The report, released Wednesday, also said prosecutors could not rule out the possibility that Hillary Rodham Clinton played a role in the disappearance and mysterious discovery of her law firm billing records. The five-volume report wrapped up a six-year investigation by three different prosecutors of the Clintons' finances and detailed the business transactions they undertook with partners Jim and Susan McDougal.
The McDougals were convicted of crimes and imprisoned in the Whitewater investigation in connection with a failed savings and loan they operated.
The report said Jim McDougal wrongly used funds from the failing S&L to benefit the Whitewater venture in Arkansas that he had created with Bill Clinton, then governor of Arkansas, and Mrs. Clinton, then a lawyer.
"Insufficient evidence exists to establish beyond a reasonable doubt that either Governor or Mrs. Clinton knowingly participated in the criminal financial transactions used by McDougal to benefit Whitewater," the report said.
The Clintons' lawyer, David Kendall, called the report "the most expensive exoneration in history. Their investigation was unprecedented in its seven-year length, $70 million expense and unremitting intensity. But it ends as it began: with no evidence of any wrongdoing by the Clintons." The investigation began in 1994 and ended in 2000.
Fraudulent loan
Part of the investigation focused on a fraudulent $300,000 federally backed loan that a Little Rock judge claimed he was pressured by Clinton to make to the McDougals, who operated the failed Madison Guaranty S&L.

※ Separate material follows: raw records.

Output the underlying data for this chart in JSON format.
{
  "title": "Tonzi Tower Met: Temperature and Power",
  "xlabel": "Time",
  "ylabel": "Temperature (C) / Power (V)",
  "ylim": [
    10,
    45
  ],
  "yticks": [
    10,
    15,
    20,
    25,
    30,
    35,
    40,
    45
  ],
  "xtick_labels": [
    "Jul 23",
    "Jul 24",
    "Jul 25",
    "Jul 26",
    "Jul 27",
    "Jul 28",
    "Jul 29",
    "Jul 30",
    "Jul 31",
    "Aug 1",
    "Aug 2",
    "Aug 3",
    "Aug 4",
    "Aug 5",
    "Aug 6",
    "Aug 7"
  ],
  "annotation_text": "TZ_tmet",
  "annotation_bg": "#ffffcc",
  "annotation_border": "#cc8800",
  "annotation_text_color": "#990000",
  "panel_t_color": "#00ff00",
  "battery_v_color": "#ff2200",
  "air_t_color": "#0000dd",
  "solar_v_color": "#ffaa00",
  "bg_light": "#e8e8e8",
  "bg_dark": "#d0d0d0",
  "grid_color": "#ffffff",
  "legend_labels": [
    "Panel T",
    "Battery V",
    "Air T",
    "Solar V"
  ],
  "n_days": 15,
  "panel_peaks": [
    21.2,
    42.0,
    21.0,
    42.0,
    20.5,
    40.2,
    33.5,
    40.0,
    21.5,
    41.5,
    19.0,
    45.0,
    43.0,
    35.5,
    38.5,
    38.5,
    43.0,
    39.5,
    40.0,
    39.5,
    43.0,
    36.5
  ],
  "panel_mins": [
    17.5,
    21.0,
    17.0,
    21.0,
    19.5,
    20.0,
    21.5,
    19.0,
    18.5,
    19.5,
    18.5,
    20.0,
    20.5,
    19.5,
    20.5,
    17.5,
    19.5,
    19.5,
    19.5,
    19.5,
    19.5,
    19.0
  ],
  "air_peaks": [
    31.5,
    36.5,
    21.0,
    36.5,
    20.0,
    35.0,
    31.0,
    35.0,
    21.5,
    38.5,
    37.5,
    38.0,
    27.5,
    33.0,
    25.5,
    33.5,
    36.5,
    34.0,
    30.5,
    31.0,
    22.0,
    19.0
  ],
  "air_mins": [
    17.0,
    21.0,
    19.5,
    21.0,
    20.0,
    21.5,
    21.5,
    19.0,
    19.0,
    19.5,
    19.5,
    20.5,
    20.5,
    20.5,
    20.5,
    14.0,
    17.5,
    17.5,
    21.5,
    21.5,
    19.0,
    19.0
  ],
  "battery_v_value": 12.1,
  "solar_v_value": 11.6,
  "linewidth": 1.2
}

"Insufficient evidence also exists to prove beyond a reasonable doubt that Governor Clinton knew of or approved" the loan, Ray's report said.
"There is some evidence that Governor Clinton knew or should have known that Jim McDougal was not conducting Madison Guaranty's affairs as required by banking rules," it said. The report also focused extensively on Mrs. Clinton's legal work on an Arkansas land development called Castle Grande that was being operated by Jim McDougal and partly financed by his failed S&L. The former first lady is now a senator representing New York.
Her legal work on the project wasn't disclosed until 1996, when her law firm billing records, which had been subpoenaed earlier in the case, were found in the White House family residence.
Prosecutors investigated whether there was an attempt to obstruct by hiding the records. The report said, "The evidence gathered could not exclude the possibility that Mrs. Clinton put the billing records in Room 319A."